Condition will drop, it’s inevitable. However, if you have taken care of your ewes in late pregnancy the condition will pick up reasonably quickly. Animals in poor condition will not reconceive, animals in good condition will. It’s your call – so make it a sensible one.
VACCINATION
Ewes must be vaccinated four to six weeks before lambing. They need protection against diseases that could harm them at lambing or afterwards.
After a difficult birth ewes may develop gangrene of the uterus as clostridial bacteria (Clostridium septicum) reproduce rapidly in bruised and torn uterine tissue. The toxins produced by the bacteria kill the ewes. The danger of the bacteria affecting other ewes increases when ewes lamb in pens or small camps.

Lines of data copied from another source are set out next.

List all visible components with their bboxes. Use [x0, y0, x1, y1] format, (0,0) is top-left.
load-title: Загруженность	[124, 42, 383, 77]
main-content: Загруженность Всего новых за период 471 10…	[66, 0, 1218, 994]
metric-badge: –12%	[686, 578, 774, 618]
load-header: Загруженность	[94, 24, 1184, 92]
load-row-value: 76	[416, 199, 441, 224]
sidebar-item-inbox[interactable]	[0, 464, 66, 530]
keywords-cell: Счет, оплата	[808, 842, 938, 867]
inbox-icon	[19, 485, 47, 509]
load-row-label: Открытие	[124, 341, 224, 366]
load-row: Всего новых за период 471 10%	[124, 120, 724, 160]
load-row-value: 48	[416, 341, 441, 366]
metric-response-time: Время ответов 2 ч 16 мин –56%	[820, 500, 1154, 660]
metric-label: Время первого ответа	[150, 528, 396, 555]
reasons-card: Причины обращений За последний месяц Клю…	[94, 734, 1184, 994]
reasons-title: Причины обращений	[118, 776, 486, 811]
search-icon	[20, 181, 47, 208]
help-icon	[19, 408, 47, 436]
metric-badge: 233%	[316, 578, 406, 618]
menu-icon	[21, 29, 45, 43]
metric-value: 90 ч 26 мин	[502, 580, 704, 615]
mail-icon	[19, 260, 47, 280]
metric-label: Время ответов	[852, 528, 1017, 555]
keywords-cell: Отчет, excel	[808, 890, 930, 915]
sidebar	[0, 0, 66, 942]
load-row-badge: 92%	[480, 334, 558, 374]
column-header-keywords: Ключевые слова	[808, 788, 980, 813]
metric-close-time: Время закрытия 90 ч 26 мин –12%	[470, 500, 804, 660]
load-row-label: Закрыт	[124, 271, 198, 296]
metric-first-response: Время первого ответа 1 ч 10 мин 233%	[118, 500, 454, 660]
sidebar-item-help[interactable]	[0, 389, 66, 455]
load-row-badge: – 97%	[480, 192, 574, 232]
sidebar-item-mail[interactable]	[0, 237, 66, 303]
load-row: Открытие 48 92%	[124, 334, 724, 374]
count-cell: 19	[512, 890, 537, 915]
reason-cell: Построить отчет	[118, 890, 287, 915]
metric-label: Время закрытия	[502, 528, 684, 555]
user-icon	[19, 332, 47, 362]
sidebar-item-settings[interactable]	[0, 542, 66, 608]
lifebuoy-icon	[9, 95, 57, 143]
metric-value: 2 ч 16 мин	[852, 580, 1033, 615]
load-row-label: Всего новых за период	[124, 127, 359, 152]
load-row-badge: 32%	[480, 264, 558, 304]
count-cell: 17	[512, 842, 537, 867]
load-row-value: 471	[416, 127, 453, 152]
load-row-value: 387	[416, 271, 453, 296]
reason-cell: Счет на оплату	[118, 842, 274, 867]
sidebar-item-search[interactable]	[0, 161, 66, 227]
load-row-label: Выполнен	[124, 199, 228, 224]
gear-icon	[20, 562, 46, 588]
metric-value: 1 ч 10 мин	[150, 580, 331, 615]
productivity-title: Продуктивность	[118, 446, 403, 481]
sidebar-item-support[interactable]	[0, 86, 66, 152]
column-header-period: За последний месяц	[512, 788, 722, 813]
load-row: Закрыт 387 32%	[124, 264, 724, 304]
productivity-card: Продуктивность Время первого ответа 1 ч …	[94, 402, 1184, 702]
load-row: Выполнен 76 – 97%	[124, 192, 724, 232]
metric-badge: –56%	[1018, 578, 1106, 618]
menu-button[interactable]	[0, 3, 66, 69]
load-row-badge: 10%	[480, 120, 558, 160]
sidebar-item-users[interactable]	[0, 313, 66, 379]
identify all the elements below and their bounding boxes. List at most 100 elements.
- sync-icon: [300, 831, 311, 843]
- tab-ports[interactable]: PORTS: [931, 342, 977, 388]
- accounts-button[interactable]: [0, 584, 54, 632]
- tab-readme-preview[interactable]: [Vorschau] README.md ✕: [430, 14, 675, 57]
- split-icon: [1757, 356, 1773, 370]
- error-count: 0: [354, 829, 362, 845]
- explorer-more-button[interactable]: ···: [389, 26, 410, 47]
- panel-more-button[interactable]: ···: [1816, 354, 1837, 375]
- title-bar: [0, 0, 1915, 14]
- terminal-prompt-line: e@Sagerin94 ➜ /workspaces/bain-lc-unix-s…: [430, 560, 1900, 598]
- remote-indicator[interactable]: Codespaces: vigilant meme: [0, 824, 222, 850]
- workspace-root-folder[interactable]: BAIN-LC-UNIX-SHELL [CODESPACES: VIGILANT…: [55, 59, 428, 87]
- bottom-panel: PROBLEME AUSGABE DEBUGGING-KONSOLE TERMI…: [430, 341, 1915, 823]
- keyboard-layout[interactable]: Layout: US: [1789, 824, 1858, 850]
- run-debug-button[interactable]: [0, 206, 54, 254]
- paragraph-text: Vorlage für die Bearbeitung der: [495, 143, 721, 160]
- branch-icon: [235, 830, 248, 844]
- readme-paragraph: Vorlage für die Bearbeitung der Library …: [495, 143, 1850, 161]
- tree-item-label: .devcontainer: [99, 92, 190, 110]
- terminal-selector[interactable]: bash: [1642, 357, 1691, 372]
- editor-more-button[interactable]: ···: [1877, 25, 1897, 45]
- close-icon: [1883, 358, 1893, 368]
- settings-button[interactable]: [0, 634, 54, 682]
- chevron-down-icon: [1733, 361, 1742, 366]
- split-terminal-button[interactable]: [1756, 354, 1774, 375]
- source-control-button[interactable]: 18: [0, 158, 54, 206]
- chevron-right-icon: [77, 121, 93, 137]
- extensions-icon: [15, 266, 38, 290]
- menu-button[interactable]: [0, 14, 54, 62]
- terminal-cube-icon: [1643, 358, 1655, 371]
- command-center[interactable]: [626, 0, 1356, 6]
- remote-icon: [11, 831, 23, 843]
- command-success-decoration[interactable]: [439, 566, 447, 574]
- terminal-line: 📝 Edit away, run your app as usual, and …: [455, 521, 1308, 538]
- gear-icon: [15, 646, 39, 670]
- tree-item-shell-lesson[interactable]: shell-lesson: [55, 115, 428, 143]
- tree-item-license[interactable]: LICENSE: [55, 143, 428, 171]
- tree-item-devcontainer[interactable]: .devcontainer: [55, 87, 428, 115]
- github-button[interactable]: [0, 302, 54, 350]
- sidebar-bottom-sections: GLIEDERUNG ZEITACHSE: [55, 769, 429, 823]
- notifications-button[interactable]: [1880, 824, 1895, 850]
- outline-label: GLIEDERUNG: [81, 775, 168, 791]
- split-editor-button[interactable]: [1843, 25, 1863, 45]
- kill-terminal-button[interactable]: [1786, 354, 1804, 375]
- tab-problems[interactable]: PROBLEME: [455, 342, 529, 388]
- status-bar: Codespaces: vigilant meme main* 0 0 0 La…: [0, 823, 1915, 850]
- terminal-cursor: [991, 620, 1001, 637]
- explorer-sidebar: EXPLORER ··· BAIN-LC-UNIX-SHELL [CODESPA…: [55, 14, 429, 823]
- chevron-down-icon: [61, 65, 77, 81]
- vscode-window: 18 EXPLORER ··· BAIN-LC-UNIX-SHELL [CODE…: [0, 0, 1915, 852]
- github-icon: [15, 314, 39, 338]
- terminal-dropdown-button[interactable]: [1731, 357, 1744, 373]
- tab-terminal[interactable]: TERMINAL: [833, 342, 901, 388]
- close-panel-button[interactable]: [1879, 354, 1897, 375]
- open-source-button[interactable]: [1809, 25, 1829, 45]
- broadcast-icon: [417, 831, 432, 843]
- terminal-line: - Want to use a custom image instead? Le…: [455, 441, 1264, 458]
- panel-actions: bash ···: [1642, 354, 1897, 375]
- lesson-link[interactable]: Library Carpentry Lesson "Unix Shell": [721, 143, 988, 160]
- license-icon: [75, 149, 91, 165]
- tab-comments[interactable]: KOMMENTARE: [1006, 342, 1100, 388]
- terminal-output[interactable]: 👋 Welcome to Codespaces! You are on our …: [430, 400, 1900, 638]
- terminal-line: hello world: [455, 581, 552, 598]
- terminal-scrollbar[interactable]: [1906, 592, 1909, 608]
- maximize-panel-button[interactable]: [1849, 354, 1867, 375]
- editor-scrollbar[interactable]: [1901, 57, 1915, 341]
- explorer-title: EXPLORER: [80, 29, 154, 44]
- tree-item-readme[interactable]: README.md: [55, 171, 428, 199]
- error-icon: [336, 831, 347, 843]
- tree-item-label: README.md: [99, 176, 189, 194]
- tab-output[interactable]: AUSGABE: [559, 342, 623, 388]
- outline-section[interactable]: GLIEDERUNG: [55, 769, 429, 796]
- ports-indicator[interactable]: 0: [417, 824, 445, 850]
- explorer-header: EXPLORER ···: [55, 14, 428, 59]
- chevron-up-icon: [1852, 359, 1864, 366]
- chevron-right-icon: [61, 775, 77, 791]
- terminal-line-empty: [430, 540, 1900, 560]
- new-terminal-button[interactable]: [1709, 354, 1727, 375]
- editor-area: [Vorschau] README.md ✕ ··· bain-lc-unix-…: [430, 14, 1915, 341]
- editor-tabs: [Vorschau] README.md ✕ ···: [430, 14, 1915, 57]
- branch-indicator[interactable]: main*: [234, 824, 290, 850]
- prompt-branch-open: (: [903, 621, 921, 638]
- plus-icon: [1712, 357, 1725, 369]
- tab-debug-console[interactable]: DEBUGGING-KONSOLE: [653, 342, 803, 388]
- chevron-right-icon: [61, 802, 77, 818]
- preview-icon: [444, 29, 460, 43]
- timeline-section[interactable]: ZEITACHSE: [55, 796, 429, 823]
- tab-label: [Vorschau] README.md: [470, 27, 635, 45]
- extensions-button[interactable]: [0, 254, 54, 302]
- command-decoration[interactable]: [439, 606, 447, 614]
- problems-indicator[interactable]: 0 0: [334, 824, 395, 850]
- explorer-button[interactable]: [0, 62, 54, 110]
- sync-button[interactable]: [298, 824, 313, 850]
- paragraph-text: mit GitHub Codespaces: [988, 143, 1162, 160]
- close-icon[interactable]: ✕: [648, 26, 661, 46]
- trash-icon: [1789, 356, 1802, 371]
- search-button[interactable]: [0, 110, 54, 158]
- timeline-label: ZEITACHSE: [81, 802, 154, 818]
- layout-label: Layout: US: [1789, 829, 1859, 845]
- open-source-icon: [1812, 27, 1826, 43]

Pasteurella organisms are a common cause of mastitis.
Van Rooyen advises boosting the ewe’s immunity to pulpy kidney (also a clostridial disease) before starting her on concentrates.
Pulpy kidney can only be controlled through vaccination. Vaccinate the lambs of vaccinated ewes from 3 months onward, or vaccinate them at weaning. All clostridial vaccines must be boosted after a month (3 – 4 weeks) and then administered every year. Covexin 10 and Ovivax 6 are good options to choose.
Vaccination is increases the antibodies the ewe passes onto the lamb through the colostrum (or first milk). These antibodies should protect the lamb against diseases like lamb dysentery, pulpy kidney and Pasteurella pneumonia.
To quote Dr Alex Niven, ‘if you want healthy young animals that will grow into healthy productive animals, make sure they get colostrum as soon as possible after birth. And make sure it’s decent colostrum’.